Interestingly, Gen. Bajwa decided to contest Imran Khan’s anti-American diatribe. At an Islamabad forum, he argued that “we have a long and excellent strategic relationship with the US, which remains our largest export market”. But, he added, Pakistan also has a “close strategic relationship with China, demonstrated by our commitment towards the China-Pakistan Economic Corridor”. And then, surprisingly he also went on to say: “Sadly, the Russian invasion against Ukraine is very unfortunate”. He explained that despite Russia’s legitimate security concerns, aggression against “a smaller country cannot be condoned”. The last argument obviously had India in mind.
This finally displayed the fracture lines that forced the Pakistan Army to cut its support to Imran Khan. I had argued on television earlier that the Pakistani Army’s discomfort must have grown with Imran beginning his two-day Moscow visit on February 24, the very day that President Vladimir Putin began his invasion (or “special military operation”) in Ukraine. With time it became clear that Imran Khan misread the likely direction of the Ukraine war. He misjudged, like Pakistan’s ally China, that the war was likely to end quickly and with the Russian objective of regime change achieved.
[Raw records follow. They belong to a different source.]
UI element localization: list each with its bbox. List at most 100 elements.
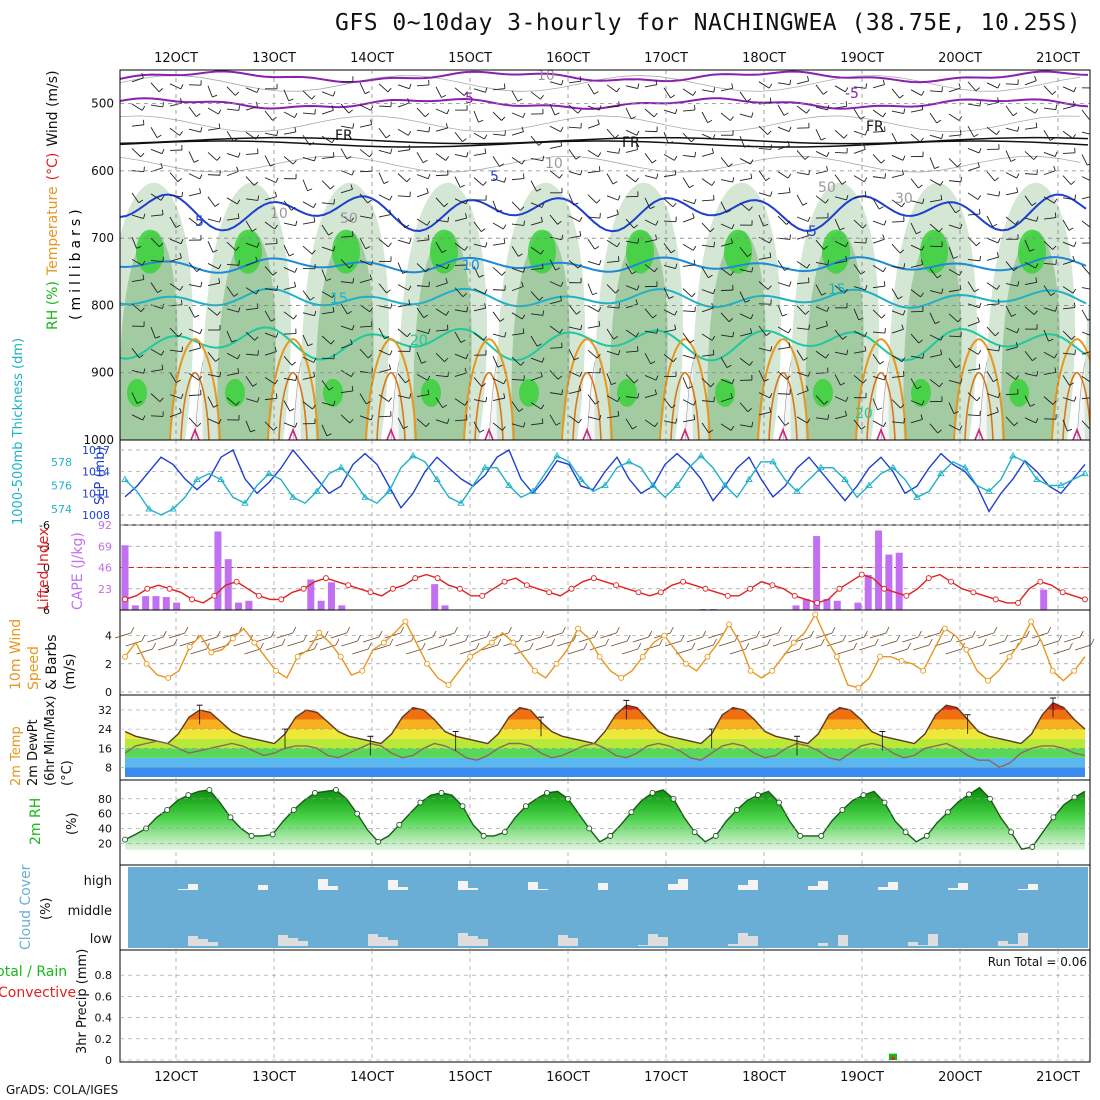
- high-cloud-gap: [748, 880, 758, 890]
- wind-barb-flag: [331, 138, 336, 143]
- wind-barb-flag: [328, 386, 334, 391]
- wind-barb-flag: [770, 346, 773, 352]
- wind-barb: [587, 170, 600, 174]
- wind-barb-flag: [218, 123, 221, 129]
- wind-barb-flag: [730, 238, 734, 244]
- wind-barb-flag: [255, 101, 258, 107]
- wind-barb: [245, 287, 257, 295]
- x-tick-label-top: 19OCT: [840, 51, 884, 66]
- rh-area-high: [234, 229, 262, 274]
- wind-barb: [207, 85, 213, 98]
- wind-barb: [169, 238, 182, 245]
- wind-barb: [739, 402, 749, 412]
- wind-barb-flag: [750, 173, 753, 179]
- wind-barb: [226, 217, 239, 221]
- wind-barb: [340, 235, 353, 238]
- rh-ylabel: 2m RH: [28, 798, 44, 845]
- wind-barb-flag: [883, 220, 887, 226]
- wind-barb-flag: [940, 194, 943, 200]
- wind-barb: [1024, 127, 1037, 130]
- wind-barb-flag: [788, 328, 792, 334]
- cape-bar: [792, 605, 800, 610]
- thickness-line-marker: [409, 452, 417, 459]
- cape-bar: [823, 598, 831, 610]
- wind-barb-flag: [711, 181, 716, 186]
- thickness-line-marker: [1009, 452, 1017, 459]
- wind-barb-flag: [557, 220, 562, 225]
- wind-speed-line-marker: [229, 635, 236, 642]
- lifted-index-line-marker: [970, 589, 977, 596]
- wind-barb-flag: [907, 642, 911, 650]
- wind-barb: [283, 377, 296, 381]
- wind-barb: [853, 86, 866, 89]
- wind-barb-flag: [424, 113, 430, 118]
- cloud-tick-label: high: [84, 874, 112, 889]
- wind-barb-flag: [864, 630, 868, 638]
- wind-barb: [777, 104, 785, 116]
- wind-barb: [340, 390, 353, 394]
- wind-barb-flag: [598, 307, 602, 312]
- wind-barb-flag: [518, 253, 523, 257]
- wind-barb-flag: [522, 112, 526, 118]
- wind-barb: [1005, 191, 1018, 196]
- wind-barb: [546, 632, 563, 639]
- thickness-line-marker: [913, 493, 921, 500]
- wind-barb: [169, 172, 179, 182]
- wind-barb-flag: [635, 144, 639, 150]
- wind-barb-flag: [977, 349, 982, 355]
- wind-barb-flag: [1074, 349, 1076, 355]
- wind-barb: [1024, 217, 1037, 222]
- lifted-index-line-marker: [389, 585, 396, 592]
- wind-barb: [378, 194, 390, 201]
- wind-barb: [880, 640, 897, 647]
- wind-barb-flag: [634, 379, 639, 384]
- wind-barb-flag: [501, 426, 506, 431]
- wind-barb: [302, 245, 313, 255]
- wind-barb: [625, 129, 638, 136]
- lifted-index-line-marker: [925, 575, 932, 582]
- wind-barb-flag: [198, 221, 202, 226]
- wind-barb: [929, 179, 941, 186]
- wind-barb: [549, 103, 556, 116]
- wind-barb: [150, 369, 163, 372]
- wind-barb-flag: [921, 104, 924, 110]
- rh-line-marker: [164, 806, 171, 813]
- temp-contour-warm: [659, 338, 711, 440]
- wind-barb-flag: [482, 181, 487, 186]
- wind-barb: [416, 394, 429, 398]
- wind-barb: [1024, 350, 1033, 361]
- wind-barb: [131, 148, 141, 158]
- low-cloud-gap: [288, 938, 298, 946]
- temp-contour-warm: [561, 338, 613, 440]
- run-total-label: Run Total = 0.06: [988, 955, 1087, 969]
- wind-barb: [929, 290, 942, 294]
- wind-barb-flag: [367, 354, 373, 359]
- wind-barb: [131, 347, 140, 359]
- wind-barb: [454, 242, 465, 251]
- wind-barb: [169, 412, 182, 418]
- wind-barb-flag: [765, 177, 771, 181]
- wind-barb-flag: [237, 354, 241, 360]
- wind-barb-flag: [1073, 86, 1077, 92]
- wind-barb: [986, 237, 999, 244]
- wind-barb: [625, 107, 632, 120]
- wind-barb: [682, 199, 695, 205]
- low-cloud-gap: [1008, 944, 1018, 946]
- wind-barb-flag: [561, 389, 564, 395]
- wind-barb: [492, 156, 500, 167]
- low-cloud-gap: [728, 944, 738, 946]
- thickness-tick-label: 578: [51, 456, 72, 469]
- wind-barb: [967, 281, 975, 293]
- wind-barb: [872, 238, 885, 244]
- upper-air-panel: -5 -5FR FRFR555101515202010101050503050060…: [45, 70, 1095, 447]
- wind-barb: [663, 287, 670, 299]
- wind-barb: [264, 421, 274, 431]
- wind-barb-flag: [560, 127, 564, 132]
- wind-barb-flag: [882, 112, 887, 118]
- wind-barb: [929, 199, 942, 203]
- wind-speed-line-marker: [122, 653, 128, 660]
- wind-barb-flag: [478, 274, 484, 278]
- li-tick-label: 3: [43, 583, 50, 596]
- wind-barb-flag: [1094, 130, 1095, 135]
- convective-bar: [891, 1056, 895, 1060]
It is worth recalling how Gen. Pervez Musharraf, then Pakistan’s President, did an instantaneous mid-air flip after 9/11 when the US President George W. Bush pointedly asked him if Pakistan was “with us or against us”. Armies can make tactical decisions much more quickly than democratically elected leaders. Gen. Bajwa has done likewise. Pakistan needed to be pulled out of the Russia-China corner with the war in Ukraine drifting towards stalemate or the Russians’ failure to achieve most of their principal objectives. Pakistan needs the United States for financial assistance from the IMF as well as to balance relations with China. Even more significantly, they probably think that it may be an opportune time to align with the US when India has been fence-sitting on Ukraine, thus creating questions about its reliability as a potential strategic partner.
What happens next depends on the Pakistan Supreme Court. If the deputy speaker’s ruling is struck down and the no-confidence vote resurrected, then Shahbaz Sharif may well become Prime Minister. It is an outcome Imran Khan would least want. One year of better governance by his successor can sink his ability to use emotional arguments to rabble rouse. On the other hand, the Supreme Court may allow fresh elections to enable the air to be cleared. But in any case, under Pakistan’s constitutional system, an interim Prime Minister would have to be appointed during the election period.
For India, the remarks of Gen. Bajwa about the need for normalisation of relations with India are important. But it is unlikely that any Pakistani Prime Minister would reach out to India until after the elections in his country. India will also have to show flexibility in moving Jammu and Kashmir towards statehood and a popular government. Prime Minister Narendra Modi may also not think of engaging Pakistan unless a leader is available who has the Army’s confidence and the courage to contain the jihadi organisations. The Sharifs have traditionally pandered to the Punjab-based militant outfits. However, Gen. Bajwa’s recent statesman-like remarks raise hopes of a new beginning, subject to the usual caveat of the jihadi tail often wagging the dog.